Obwohl es noch nicht dunkel war, richtete Alex die Scheinwerfer seines Wagens auf die nordöstliche Seite der Kirche und betrachtete das Spiel des Lichts an der blassrosa Wand. Als er das massive rosafarbene Gebäude mit den fröhlichen weißen Zierbordüren zum ersten Mal gesehen hatte, dachte er, es müsse ein Irrtum sein. Es sah überhaupt nicht so aus, wie er es von einem Gebetshaus erwartete. Und als er endlich den Mut aufgebracht hatte, hineinzugehen, stellte er fest, dass alles ganz anders war als in Kirchen, die er bisher besucht oder von denen er gehört hatte.
Es war viel besser.
Er umklammerte das Steuer, spielte daran herum und blickte durch die Frontscheibe.
Allmählich verzweifelte er.
Er brauchte Orientierungshilfe.
Der Drang zu sündigen, Natalie Jones zu töten, obwohl die Zeichen dagegensprachen, war stärker als er. Aber war das nicht an sich schon ein Zeichen? Hatte der Heilige Geist ihn nicht hierhergeführt? Führte der Heilige Geist ihn nicht auch in diesem Augenblick?

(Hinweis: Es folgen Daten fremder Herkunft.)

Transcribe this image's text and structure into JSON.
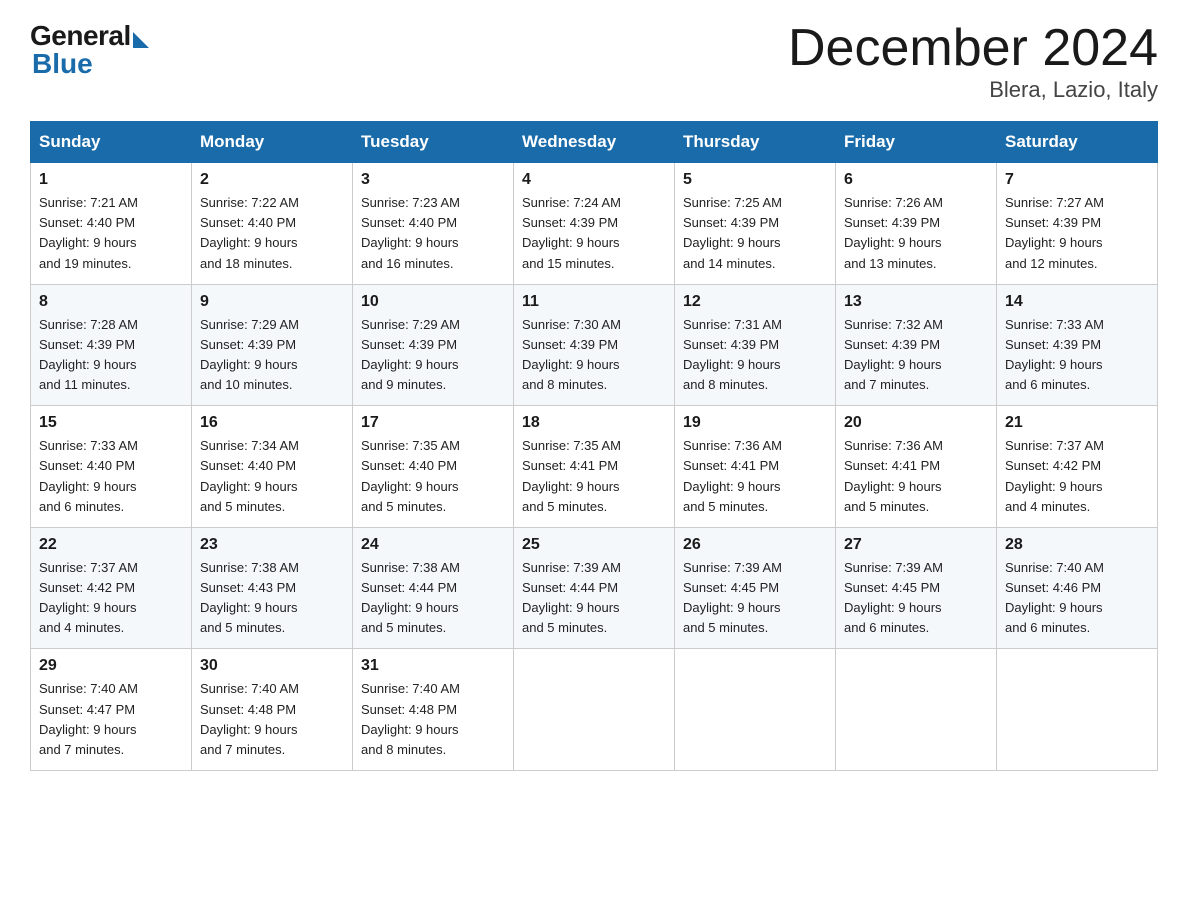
{
  "logo": {
    "general": "General",
    "blue": "Blue"
  },
  "header": {
    "month": "December 2024",
    "location": "Blera, Lazio, Italy"
  },
  "weekdays": [
    "Sunday",
    "Monday",
    "Tuesday",
    "Wednesday",
    "Thursday",
    "Friday",
    "Saturday"
  ],
  "weeks": [
    [
      {
        "day": "1",
        "info": "Sunrise: 7:21 AM\nSunset: 4:40 PM\nDaylight: 9 hours\nand 19 minutes."
      },
      {
        "day": "2",
        "info": "Sunrise: 7:22 AM\nSunset: 4:40 PM\nDaylight: 9 hours\nand 18 minutes."
      },
      {
        "day": "3",
        "info": "Sunrise: 7:23 AM\nSunset: 4:40 PM\nDaylight: 9 hours\nand 16 minutes."
      },
      {
        "day": "4",
        "info": "Sunrise: 7:24 AM\nSunset: 4:39 PM\nDaylight: 9 hours\nand 15 minutes."
      },
      {
        "day": "5",
        "info": "Sunrise: 7:25 AM\nSunset: 4:39 PM\nDaylight: 9 hours\nand 14 minutes."
      },
      {
        "day": "6",
        "info": "Sunrise: 7:26 AM\nSunset: 4:39 PM\nDaylight: 9 hours\nand 13 minutes."
      },
      {
        "day": "7",
        "info": "Sunrise: 7:27 AM\nSunset: 4:39 PM\nDaylight: 9 hours\nand 12 minutes."
      }
    ],
    [
      {
        "day": "8",
        "info": "Sunrise: 7:28 AM\nSunset: 4:39 PM\nDaylight: 9 hours\nand 11 minutes."
      },
      {
        "day": "9",
        "info": "Sunrise: 7:29 AM\nSunset: 4:39 PM\nDaylight: 9 hours\nand 10 minutes."
      },
      {
        "day": "10",
        "info": "Sunrise: 7:29 AM\nSunset: 4:39 PM\nDaylight: 9 hours\nand 9 minutes."
      },
      {
        "day": "11",
        "info": "Sunrise: 7:30 AM\nSunset: 4:39 PM\nDaylight: 9 hours\nand 8 minutes."
      },
      {
        "day": "12",
        "info": "Sunrise: 7:31 AM\nSunset: 4:39 PM\nDaylight: 9 hours\nand 8 minutes."
      },
      {
        "day": "13",
        "info": "Sunrise: 7:32 AM\nSunset: 4:39 PM\nDaylight: 9 hours\nand 7 minutes."
      },
      {
        "day": "14",
        "info": "Sunrise: 7:33 AM\nSunset: 4:39 PM\nDaylight: 9 hours\nand 6 minutes."
      }
    ],
    [
      {
        "day": "15",
        "info": "Sunrise: 7:33 AM\nSunset: 4:40 PM\nDaylight: 9 hours\nand 6 minutes."
      },
      {
        "day": "16",
        "info": "Sunrise: 7:34 AM\nSunset: 4:40 PM\nDaylight: 9 hours\nand 5 minutes."
      },
      {
        "day": "17",
        "info": "Sunrise: 7:35 AM\nSunset: 4:40 PM\nDaylight: 9 hours\nand 5 minutes."
      },
      {
        "day": "18",
        "info": "Sunrise: 7:35 AM\nSunset: 4:41 PM\nDaylight: 9 hours\nand 5 minutes."
      },
      {
        "day": "19",
        "info": "Sunrise: 7:36 AM\nSunset: 4:41 PM\nDaylight: 9 hours\nand 5 minutes."
      },
      {
        "day": "20",
        "info": "Sunrise: 7:36 AM\nSunset: 4:41 PM\nDaylight: 9 hours\nand 5 minutes."
      },
      {
        "day": "21",
        "info": "Sunrise: 7:37 AM\nSunset: 4:42 PM\nDaylight: 9 hours\nand 4 minutes."
      }
    ],
    [
      {
        "day": "22",
        "info": "Sunrise: 7:37 AM\nSunset: 4:42 PM\nDaylight: 9 hours\nand 4 minutes."
      },
      {
        "day": "23",
        "info": "Sunrise: 7:38 AM\nSunset: 4:43 PM\nDaylight: 9 hours\nand 5 minutes."
      },
      {
        "day": "24",
        "info": "Sunrise: 7:38 AM\nSunset: 4:44 PM\nDaylight: 9 hours\nand 5 minutes."
      },
      {
        "day": "25",
        "info": "Sunrise: 7:39 AM\nSunset: 4:44 PM\nDaylight: 9 hours\nand 5 minutes."
      },
      {
        "day": "26",
        "info": "Sunrise: 7:39 AM\nSunset: 4:45 PM\nDaylight: 9 hours\nand 5 minutes."
      },
      {
        "day": "27",
        "info": "Sunrise: 7:39 AM\nSunset: 4:45 PM\nDaylight: 9 hours\nand 6 minutes."
      },
      {
        "day": "28",
        "info": "Sunrise: 7:40 AM\nSunset: 4:46 PM\nDaylight: 9 hours\nand 6 minutes."
      }
    ],
    [
      {
        "day": "29",
        "info": "Sunrise: 7:40 AM\nSunset: 4:47 PM\nDaylight: 9 hours\nand 7 minutes."
      },
      {
        "day": "30",
        "info": "Sunrise: 7:40 AM\nSunset: 4:48 PM\nDaylight: 9 hours\nand 7 minutes."
      },
      {
        "day": "31",
        "info": "Sunrise: 7:40 AM\nSunset: 4:48 PM\nDaylight: 9 hours\nand 8 minutes."
      },
      {
        "day": "",
        "info": ""
      },
      {
        "day": "",
        "info": ""
      },
      {
        "day": "",
        "info": ""
      },
      {
        "day": "",
        "info": ""
      }
    ]
  ]
}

Er ließ den Blick zum Handschuhfach wandern. Langsam beugte er sich vor und öffnete es. Mit zitternden Fingern nahm er die vertraute Waffe heraus. Wie hypnotisiert betastete er den Abzug. Die Waffe war geladen. Für alle Fälle.
Die Spritze, die er im Handschuhfach aufbewahrte, war auch aufgezogen.
Für alle Fälle.
Beide Gegenstände symbolisierten sein altes Leben, und jedes Mal, wenn er sie ignorierte, spürte er, wie er stärker wurde. Wie seine Zuversicht wuchs, dass er sich geändert hatte. Dass er auf dem richtigen Weg war.
Nur jetzt …
Jetzt fragte er sich, ob die Pistole und vielleicht auch die Spritze ihn auf diesem Weg halten sollten.
Er hob die Pistole und betrachtete sie im Licht, das die Scheinwerfer zurückwarfen. Sie war schwer. Massiv.